In PAW’s student column, “On the Campus,” Robert K. Durkee ’69 reported on the initial reaction from current students: “In the opinion of most undergraduates, the trustees did nothing more than endorse an inevitability of coeducation that most took for granted. … But, in the words of The Daily Princetonian, the trustees ‘copped out’ on the really important decisions,” such as how many women would be admitted, when they would arrive, and what changes to facilities would be made to accommodate coeducation.
After the trustees’ vote, alumni voiced their views in letters to the editor of PAW, continuing a conversation that had been simmering since September 1968, when a committee led by economics professor Gardner Patterson published its report, “The Education of Women at Princeton.” The committee, asked by Goheen and the trustees to investigate the “desirability and feasibility” of coeducation, concluded that “Princeton would be a better university if women were admitted to the undergraduate college.” (Women had already begun attending the Graduate School, and a limited number were enrolled as undergrads in the critical-languages program.)

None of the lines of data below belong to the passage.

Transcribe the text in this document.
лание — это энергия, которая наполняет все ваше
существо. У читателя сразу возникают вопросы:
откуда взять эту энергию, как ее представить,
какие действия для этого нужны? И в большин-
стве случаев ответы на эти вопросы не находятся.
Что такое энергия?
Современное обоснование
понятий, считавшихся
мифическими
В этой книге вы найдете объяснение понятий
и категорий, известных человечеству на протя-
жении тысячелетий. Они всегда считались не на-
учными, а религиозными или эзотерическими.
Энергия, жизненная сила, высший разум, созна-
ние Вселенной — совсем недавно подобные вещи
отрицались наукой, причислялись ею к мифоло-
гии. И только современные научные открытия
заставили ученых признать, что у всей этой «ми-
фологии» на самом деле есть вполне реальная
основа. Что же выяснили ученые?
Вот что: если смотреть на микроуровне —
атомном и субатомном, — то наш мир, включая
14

READ MORE: When Women Came to Princeton
Former Dean of the College Nancy Weiss Malkiel on the struggle for coeducation
Reactions included a mix of indignation, vitriol, snark, and generational division. On one extreme was the view of E.S. Hubbell 1920, who argued that only in a single-sex environment “can a young man develop and grow to a well-balanced state of manhood of spirit, friendships, and self-sufficiency, a state of red-blooded manhood.” (Hubbell added in a postscript that he was “not a woman hater” and in fact had a wife and two daughters.) On the other side were alumni like Clark M. Simms ’53, who, observing the “dyspepsia among many alumni, especially older alumni,” suggested that PAW divide itself into two editions: one describing contemporary Princeton “as accurately as possible,” and another that focused on “winning athletic seasons, the polished and gentlemanly aura of smoothly run bickers, and senior step singing.”

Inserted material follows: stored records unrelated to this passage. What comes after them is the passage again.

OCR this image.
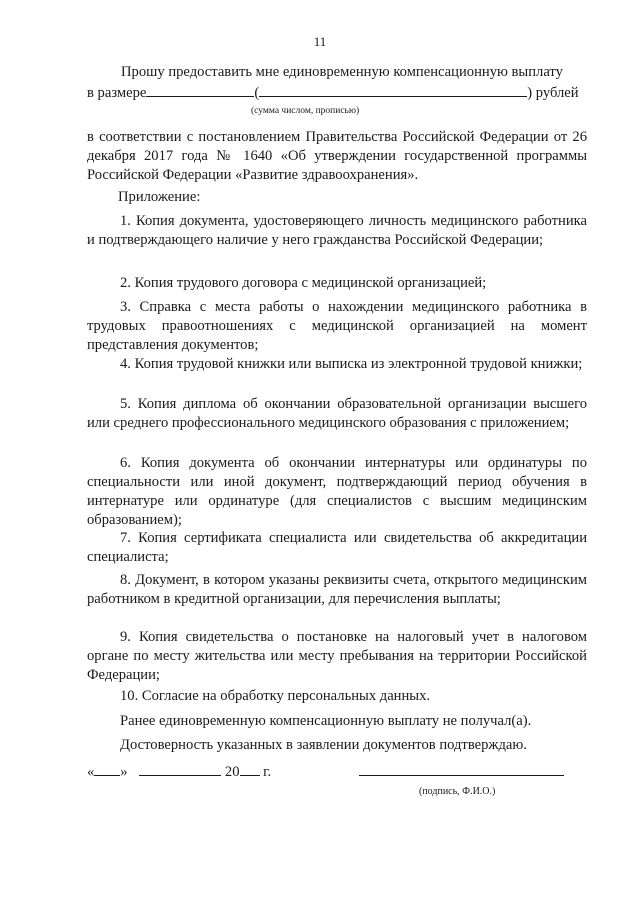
11
Прошу предоставить мне единовременную компенсационную выплату
в размере	(	) рублей
(сумма числом, прописью)
в соответствии с постановлением Правительства Российской Федерации от 26 декабря 2017 года № 1640 «Об утверждении государственной программы Российской Федерации «Развитие здравоохранения».
Приложение:
1. Копия документа, удостоверяющего личность медицинского работника и подтверждающего наличие у него гражданства Российской Федерации;
2. Копия трудового договора с медицинской организацией;
3. Справка с места работы о нахождении медицинского работника в трудовых правоотношениях с медицинской организацией на момент представления документов;
4. Копия трудовой книжки или выписка из электронной трудовой книжки;
5. Копия диплома об окончании образовательной организации высшего или среднего профессионального медицинского образования с приложением;
6. Копия документа об окончании интернатуры или ординатуры по специальности или иной документ, подтверждающий период обучения в интернатуре или ординатуре (для специалистов с высшим медицинским образованием);
7. Копия сертификата специалиста или свидетельства об аккредитации специалиста;
8. Документ, в котором указаны реквизиты счета, открытого медицинским работником в кредитной организации, для перечисления выплаты;
9. Копия свидетельства о постановке на налоговый учет в налоговом органе по месту жительства или месту пребывания на территории Российской Федерации;
10. Согласие на обработку персональных данных.
Ранее единовременную компенсационную выплату не получал(а).
Достоверность указанных в заявлении документов подтверждаю.
« »	20 г.
(подпись, Ф.И.О.)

Michael Zeilik II ’68 argued for coeducation for competitive reasons, writing that it would “not only improve the daily life of the real Princeton, but will also renovate Princeton’s image, making it unquestionably more attractive to the talented young scholars Princeton most wants and needs.” Raleigh Hansl Jr. ’39 didn’t reject coeducation but balked at the expanding University, arguing to “keep Princeton the kind of place where every student has the chance to graduate in the best damn class ever produced by his (or her) dearly beloved Old Nassau.”

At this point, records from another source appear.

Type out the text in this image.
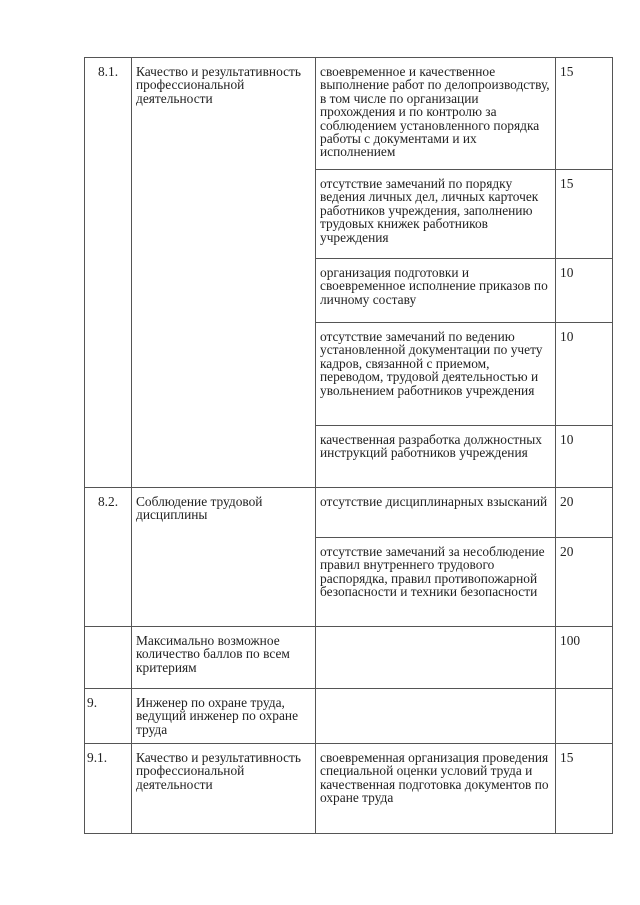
8.1.	Качество и результативность профессиональной деятельности	своевременное и качественное выполнение работ по делопроизводству, в том числе по организации прохождения и по контролю за соблюдением установленного порядка работы с документами и их исполнением	15
		отсутствие замечаний по порядку ведения личных дел, личных карточек работников учреждения, заполнению трудовых книжек работников учреждения	15
		организация подготовки и своевременное исполнение приказов по личному составу	10
		отсутствие замечаний по ведению установленной документации по учету кадров, связанной с приемом, переводом, трудовой деятельностью и увольнением работников учреждения	10
		качественная разработка должностных инструкций работников учреждения	10
8.2.	Соблюдение трудовой дисциплины	отсутствие дисциплинарных взысканий	20
		отсутствие замечаний за несоблюдение правил внутреннего трудового распорядка, правил противопожарной безопасности и техники безопасности	20
	Максимально возможное количество баллов по всем критериям		100
9.	Инженер по охране труда, ведущий инженер по охране труда		
9.1.	Качество и результативность профессиональной деятельности	своевременная организация проведения специальной оценки условий труда и качественная подготовка документов по охране труда	15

READ MORE: Trials of the Co-ed 100
A 1973 PAW essay by Jane Leifer ’73
There were formal efforts to block that path to coeducation: In March, two months to the day after the trustees’ vote, a group called the Alumni Committee to Involve Ourselves Now (Action) held its own press conference, with spokesman George Hamid ’40 expressing the group’s “anxiety over the headlong rush into coeducation,” among other concerns. James Karl Baker ’67 responded to Action by proposing that a sociology student scientifically survey alumni attitudes toward coeducation “so that we may end this ‘minority rule’ of antiquated crackpots and demonstrate to the world the true spirit of modern academia.”
By late May, as the final all-male class prepared for Commencement, PAW’s coeducation letters had begun to taper off, with David T. Stanley ’37’s brief dispatch in the May 27 issue summarizing the viewpoint that would ultimately prevail:
“The Patterson Report said it well; President Goheen has said it well and often; a strong majority of the trustees have said it: IF PRINCETON IS TO CONTINUE TO BE A FIRST-CLASS EDUCATIONAL INSTITUTION, IT MUST ADMIT WOMEN.
“Now let’s just go ahead and do it, as fast and as well as we can.”